一方、②については、サードセクターも、法人格の種類や事業活動目的によって人口三要因に関して異なる立地特性を示すことが、RIETIによる平成29年度「日本におけるサードセクターの経営実態に関する調査」から明らかになっている。人口三要因が顕在化している市町村では「医療・保健向上」「教育文化」「国際交流、人権擁護、平和推進、消費生活」を事業活動目的とするサードセクターの立地が少なくなる一方、「国土保全・防災」「農林水産業の振興」「地域活性化、地域振興」などを事業活動目的とする法人の立地が多くなる傾向がある。

図表2:目的別歳出費目別の行政執行体制
図表2:目的別歳出費目別の行政執行体制

このように、人口三要因に伴う市町村の執行体制の変容とサードセクターの立地特性を併せてみると、サードセクターが小規模・人口減少・高齢化の市町村での間接執行(ガバナンス)の担い手となる際にどのような課題が生じるかを予想することができる。

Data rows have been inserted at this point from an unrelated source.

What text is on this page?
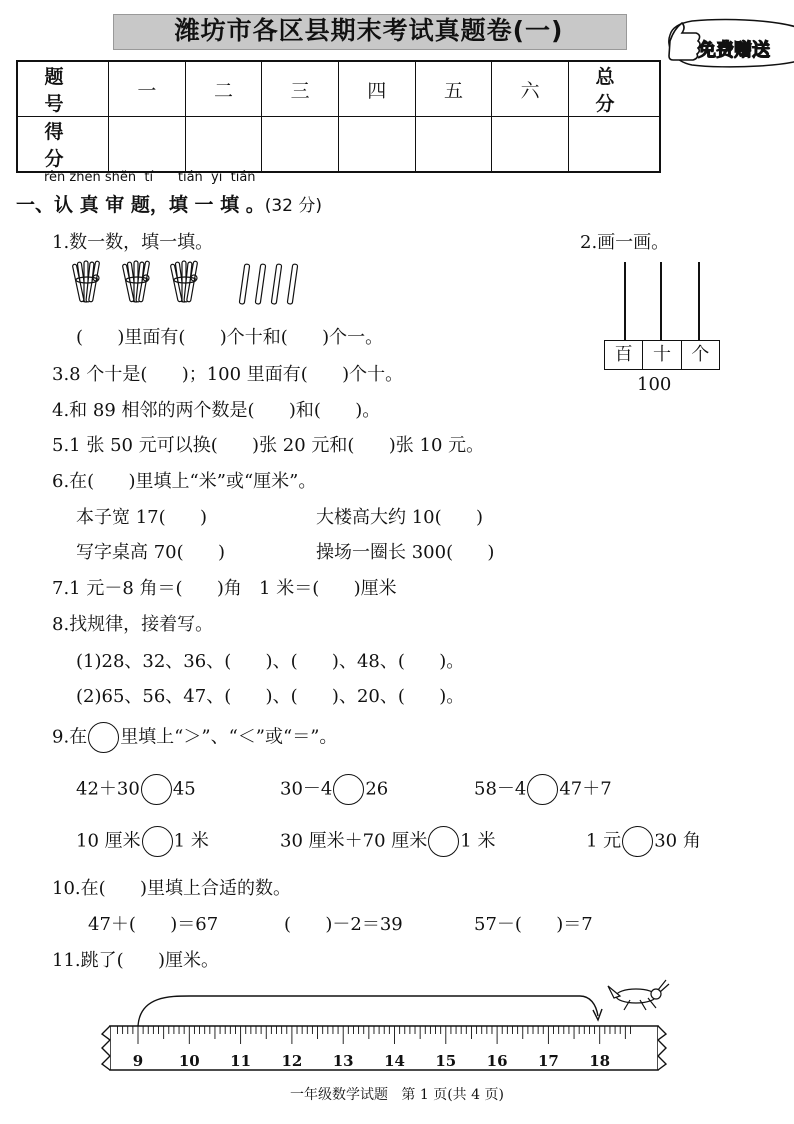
潍坊市各区县期末考试真题卷(一)
免费赠送
题 号	一	二	三	四	五	六	总 分
得 分							
rèn zhēn shěn  tí      tián  yi  tián
一、认 真 审 题，填 一 填 。(32 分)
1.数一数，填一填。
(      )里面有(      )个十和(      )个一。
2.画一画。
百	十	个
100
3.8 个十是(      )；100 里面有(      )个十。
4.和 89 相邻的两个数是(      )和(      )。
5.1 张 50 元可以换(      )张 20 元和(      )张 10 元。
6.在(      )里填上“米”或“厘米”。
本子宽 17(      )	大楼高大约 10(      )
写字桌高 70(      )	操场一圈长 300(      )
7.1 元－8 角＝(      )角   1 米＝(      )厘米
8.找规律，接着写。
(1)28、32、36、(      )、(      )、48、(      )。
(2)65、56、47、(      )、(      )、20、(      )。
9.在 里填上“＞”、“＜”或“＝”。
42＋30 45	30－4 26	58－4 47＋7
10 厘米 1 米	30 厘米＋70 厘米 1 米	1 元 30 角
10.在(      )里填上合适的数。
47＋(      )＝67	(      )－2＝39	57－(      )＝7
11.跳了(      )厘米。
9 10 11 12 13 14 15 16 17 18
一年级数学试题   第 1 页(共 4 页)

たとえば、土木行政では小規模人口の自治体では間接執行率が低下するが、小規模自治体ほど国土保全・防災などの土木分野のサードセクターの立地も多くなり、市町村-サードセクター関係では、地域的なミスマッチが生じやすいと考えられる。また、衛生行政では、小規模自治体で委託執行率が低下するとともに、受け皿となる医療・保健分野のサードセクターも立地が減少するため、市町村における衛生行政そのものが縮小し、広域行政によって代替されるのではないかと考えられる。

今後の地方創生では、このような行政-サードセクター双方の事情を踏まえた互恵的な行政-サードセクター関係の構築が1つの鍵になるであろう。